Who Will Bell the Cat?
- Front cover
- Author: Patricia McKissack
- Illustrator: Christopher Cyr
- Cover artist: Christopher Cyr
- Language: English
- Genre: Children's picture book
- Published: 2018 (Holiday House, New York)
- Publication place: USA
- Media type: Print (hardback)
- Pages: 40 (unpaginated)
- ISBN: 9780823437009
- OCLC: 1037155724

= Who Will Bell the Cat? =

Children's picture book by Patricia McKissack and illustrated by Christopher Cyr

Who Will Bell the Cat? is a 2018 children's picture book by Patricia McKissack. Based on the fable Belling the Cat, it was published by Holiday House and is illustrated by Christopher Cyr.
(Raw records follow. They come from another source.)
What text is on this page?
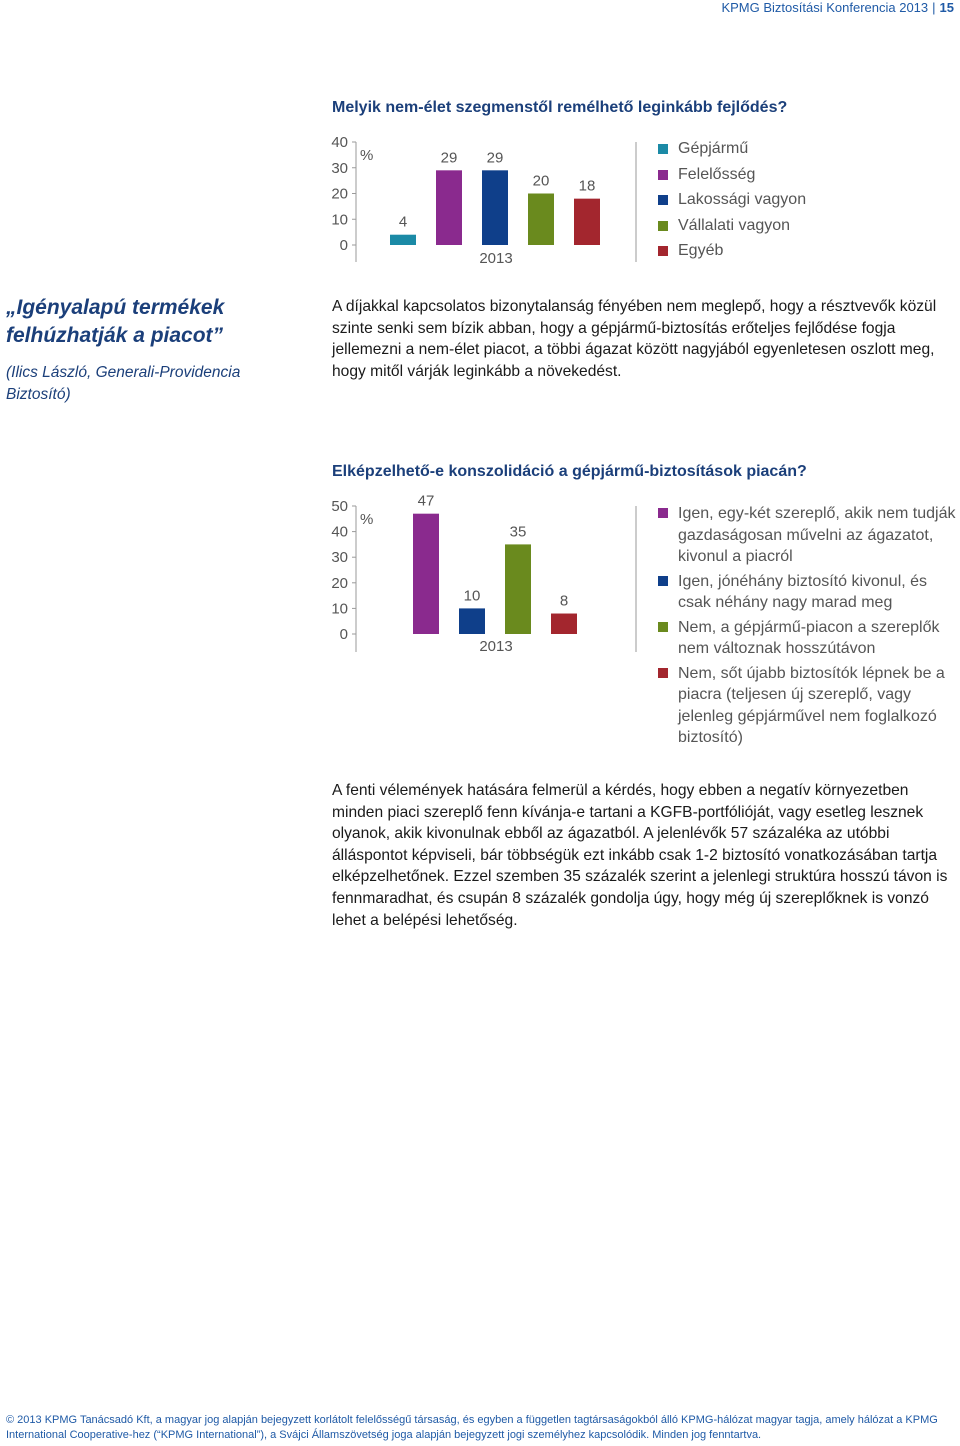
KPMG Biztosítási Konferencia 2013 | 15
Melyik nem-élet szegmenstől remélhető leginkább fejlődés?
0
10
20
30
40
%
4
29 29
20 18
2013
Gépjármű
Felelősség
Lakossági vagyon
Vállalati vagyon
Egyéb
„Igényalapú termékek felhúzhatják a piacot”
(Ilics László, Generali-Providencia Biztosító)
A díjakkal kapcsolatos bizonytalanság fényében nem meglepő, hogy a résztvevők közül szinte senki sem bízik abban, hogy a gépjármű-biztosítás erőteljes fejlődése fogja jellemezni a nem-élet piacot, a többi ágazat között nagyjából egyenletesen oszlott meg, hogy mitől várják leginkább a növekedést.
Elképzelhető-e konszolidáció a gépjármű-biztosítások piacán?
0
10
20
30
40
50
%
47
10
35
8
2013
Igen, egy-két szereplő, akik nem tudják gazdaságosan művelni az ágazatot, kivonul a piacról
Igen, jónéhány biztosító kivonul, és csak néhány nagy marad meg
Nem, a gépjármű-piacon a szereplők nem változnak hosszútávon
Nem, sőt újabb biztosítók lépnek be a piacra (teljesen új szereplő, vagy jelenleg gépjárművel nem foglalkozó biztosító)
A fenti vélemények hatására felmerül a kérdés, hogy ebben a negatív környezetben minden piaci szereplő fenn kívánja-e tartani a KGFB-portfólióját, vagy esetleg lesznek olyanok, akik kivonulnak ebből az ágazatból. A jelenlévők 57 százaléka az utóbbi álláspontot képviseli, bár többségük ezt inkább csak 1-2 biztosító vonatkozásában tartja elképzelhetőnek. Ezzel szemben 35 százalék szerint a jelenlegi struktúra hosszú távon is fennmaradhat, és csupán 8 százalék gondolja úgy, hogy még új szereplőknek is vonzó lehet a belépési lehetőség.
© 2013 KPMG Tanácsadó Kft, a magyar jog alapján bejegyzett korlátolt felelősségű társaság, és egyben a független tagtársaságokból álló KPMG-hálózat magyar tagja, amely hálózat a KPMG International Cooperative-hez (“KPMG International”), a Svájci Államszövetség joga alapján bejegyzett jogi személyhez kapcsolódik. Minden jog fenntartva.
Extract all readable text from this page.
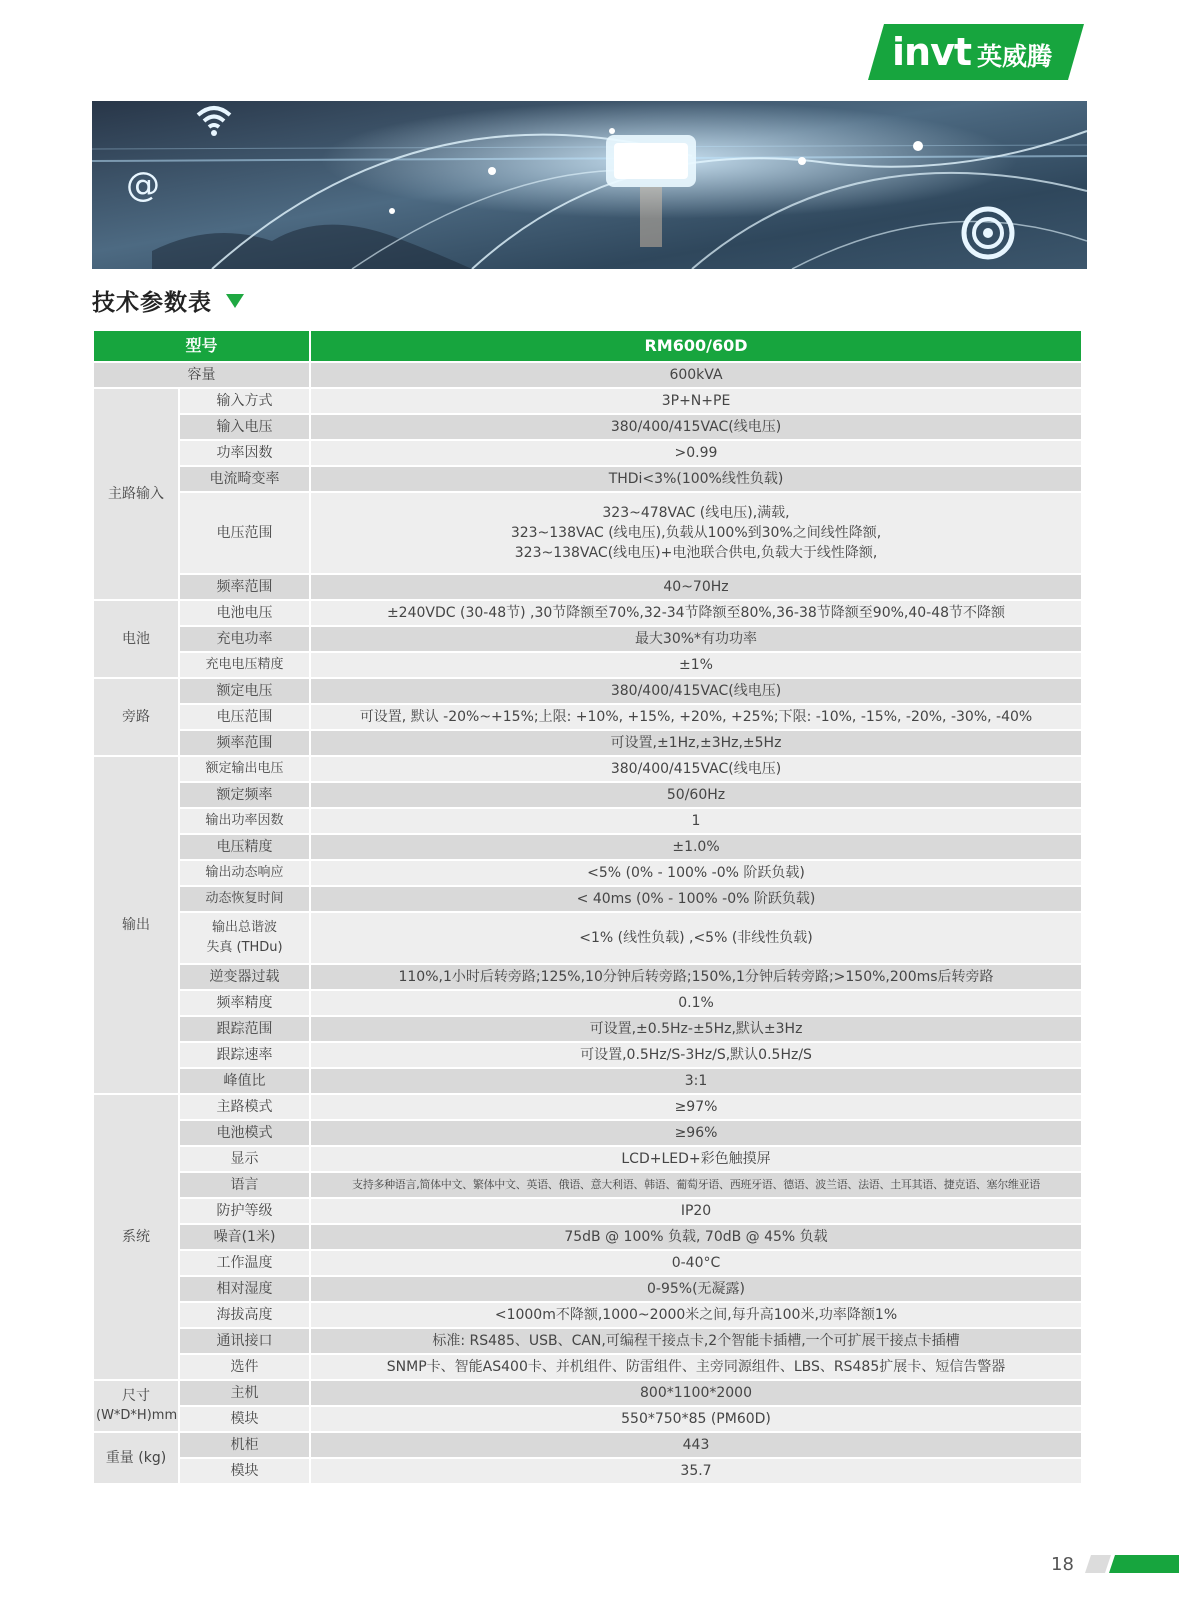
invt 英威腾
@
技术参数表
型号		RM600/60D
容量		600kVA
主路输入	输入方式	3P+N+PE
	输入电压	380/400/415VAC(线电压)
	功率因数	>0.99
	电流畸变率	THDi<3%(100%线性负载)
	电压范围	323~478VAC (线电压),满载,
323~138VAC (线电压),负载从100%到30%之间线性降额,
323~138VAC(线电压)+电池联合供电,负载大于线性降额,

	频率范围	40~70Hz
电池	电池电压	±240VDC (30-48节) ,30节降额至70%,32-34节降额至80%,36-38节降额至90%,40-48节不降额
	充电功率	最大30%*有功功率
	充电电压精度	±1%
旁路	额定电压	380/400/415VAC(线电压)
	电压范围	可设置, 默认 -20%~+15%;上限: +10%, +15%, +20%, +25%;下限: -10%, -15%, -20%, -30%, -40%
	频率范围	可设置,±1Hz,±3Hz,±5Hz
输出	额定输出电压	380/400/415VAC(线电压)
	额定频率	50/60Hz
	输出功率因数	1
	电压精度	±1.0%
	输出动态响应	<5% (0% - 100% -0% 阶跃负载)
	动态恢复时间	< 40ms (0% - 100% -0% 阶跃负载)

	输出总谐波
失真 (THDu)	<1% (线性负载) ,<5% (非线性负载)
	逆变器过载	110%,1小时后转旁路;125%,10分钟后转旁路;150%,1分钟后转旁路;>150%,200ms后转旁路
	频率精度	0.1%
	跟踪范围	可设置,±0.5Hz-±5Hz,默认±3Hz
	跟踪速率	可设置,0.5Hz/S-3Hz/S,默认0.5Hz/S
	峰值比	3:1
系统	主路模式	≥97%
	电池模式	≥96%
	显示	LCD+LED+彩色触摸屏
	语言	支持多种语言,简体中文、繁体中文、英语、俄语、意大利语、韩语、葡萄牙语、西班牙语、德语、波兰语、法语、土耳其语、捷克语、塞尔维亚语
	防护等级	IP20
	噪音(1米)	75dB @ 100% 负载, 70dB @ 45% 负载
	工作温度	0-40°C
	相对湿度	0-95%(无凝露)
	海拔高度	<1000m不降额,1000~2000米之间,每升高100米,功率降额1%
	通讯接口	标准: RS485、USB、CAN,可编程干接点卡,2个智能卡插槽,一个可扩展干接点卡插槽
	选件	SNMP卡、智能AS400卡、并机组件、防雷组件、主旁同源组件、LBS、RS485扩展卡、短信告警器

尺寸
(W*D*H)mm	主机	800*1100*2000
	模块	550*750*85 (PM60D)
重量 (kg)	机柜	443
	模块	35.7
18
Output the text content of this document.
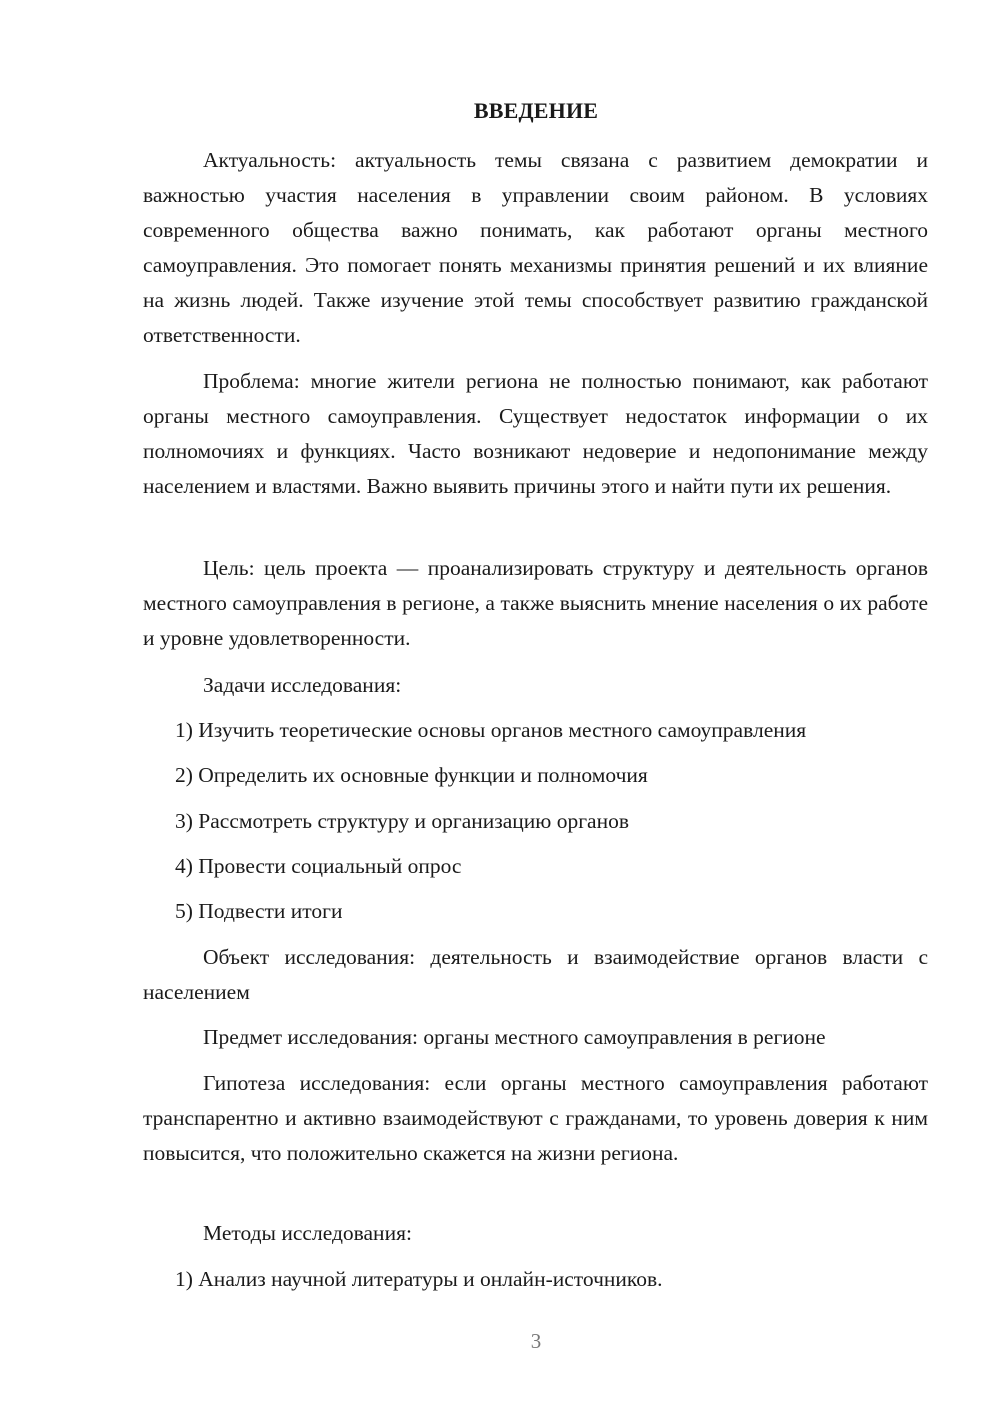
ВВЕДЕНИЕ

Актуальность: актуальность темы связана с развитием демократии и важностью участия населения в управлении своим районом. В условиях современного общества важно понимать, как работают органы местного самоуправления. Это помогает понять механизмы принятия решений и их влияние на жизнь людей. Также изучение этой темы способствует развитию гражданской ответственности.

Проблема: многие жители региона не полностью понимают, как работают органы местного самоуправления. Существует недостаток информации о их полномочиях и функциях. Часто возникают недоверие и недопонимание между населением и властями. Важно выявить причины этого и найти пути их решения.

Цель: цель проекта — проанализировать структуру и деятельность органов местного самоуправления в регионе, а также выяснить мнение населения о их работе и уровне удовлетворенности.

Задачи исследования:
1) Изучить теоретические основы органов местного самоуправления
2) Определить их основные функции и полномочия
3) Рассмотреть структуру и организацию органов
4) Провести социальный опрос
5) Подвести итоги

Объект исследования: деятельность и взаимодействие органов власти с населением

Предмет исследования: органы местного самоуправления в регионе

Гипотеза исследования: если органы местного самоуправления работают транспарентно и активно взаимодействуют с гражданами, то уровень доверия к ним повысится, что положительно скажется на жизни региона.

Методы исследования:
1) Анализ научной литературы и онлайн-источников.
3
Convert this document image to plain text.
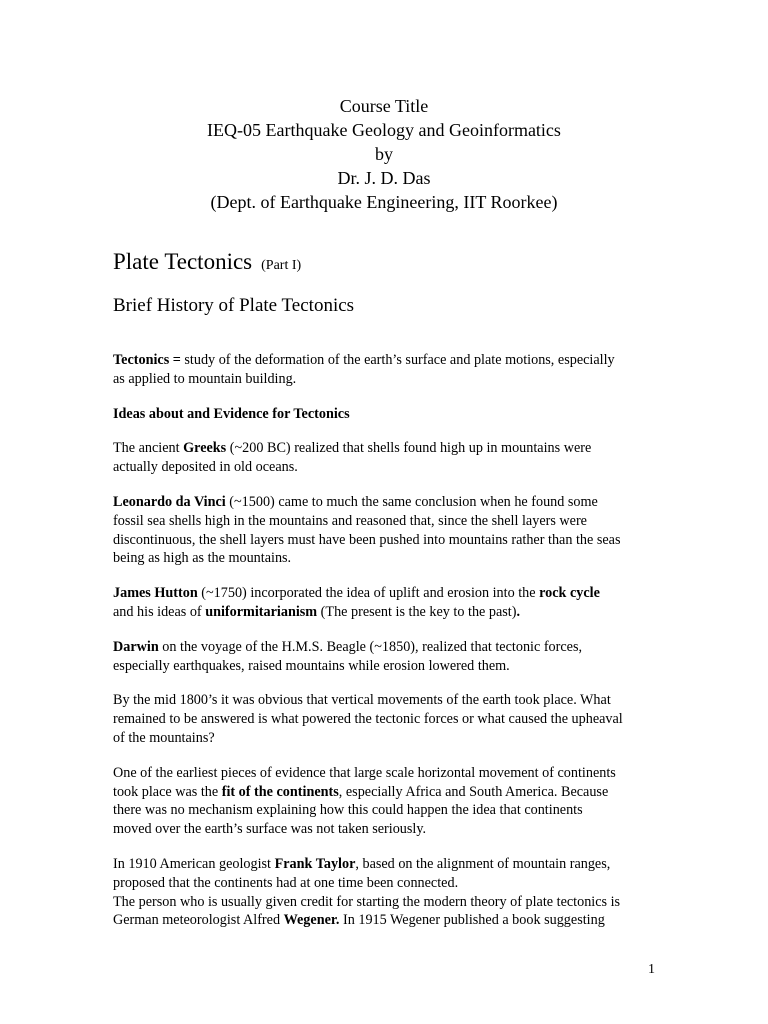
Course Title
IEQ-05 Earthquake Geology and Geoinformatics
by
Dr. J. D. Das
(Dept. of Earthquake Engineering, IIT Roorkee)
Plate Tectonics (Part I)
Brief History of Plate Tectonics
Tectonics = study of the deformation of the earth’s surface and plate motions, especially
as applied to mountain building.
Ideas about and Evidence for Tectonics
The ancient Greeks (~200 BC) realized that shells found high up in mountains were
actually deposited in old oceans.
Leonardo da Vinci (~1500) came to much the same conclusion when he found some
fossil sea shells high in the mountains and reasoned that, since the shell layers were
discontinuous, the shell layers must have been pushed into mountains rather than the seas
being as high as the mountains.
James Hutton (~1750) incorporated the idea of uplift and erosion into the rock cycle
and his ideas of uniformitarianism (The present is the key to the past).
Darwin on the voyage of the H.M.S. Beagle (~1850), realized that tectonic forces,
especially earthquakes, raised mountains while erosion lowered them.
By the mid 1800’s it was obvious that vertical movements of the earth took place. What
remained to be answered is what powered the tectonic forces or what caused the upheaval
of the mountains?
One of the earliest pieces of evidence that large scale horizontal movement of continents
took place was the fit of the continents, especially Africa and South America. Because
there was no mechanism explaining how this could happen the idea that continents
moved over the earth’s surface was not taken seriously.
In 1910 American geologist Frank Taylor, based on the alignment of mountain ranges,
proposed that the continents had at one time been connected.
The person who is usually given credit for starting the modern theory of plate tectonics is
German meteorologist Alfred Wegener. In 1915 Wegener published a book suggesting
1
It concerns a group of mice who nurse back to health an ungrateful terrifying cat called Marmalade, make a bell and collar warning device, and how they manage to collar the cat with it.

==Reception==
A review in Publishers Weekly of Who Will Bell the Cat? wrote "Lush, cinematic illustrations add drama to the late McKissack’s retelling of Aesop’s classic fable." and Kirkus Reviews, in a starred review, compared it to The Rescuers.

Who Will Bell the Cat? has also been reviewed by Booklist, School Library Journal. The Horn Book Magazine, and BookPage.

It is a 2018 Kirkus Reviews Best Picture Book, and a 2018 Chicago Tribune Best Children's Book of the Year.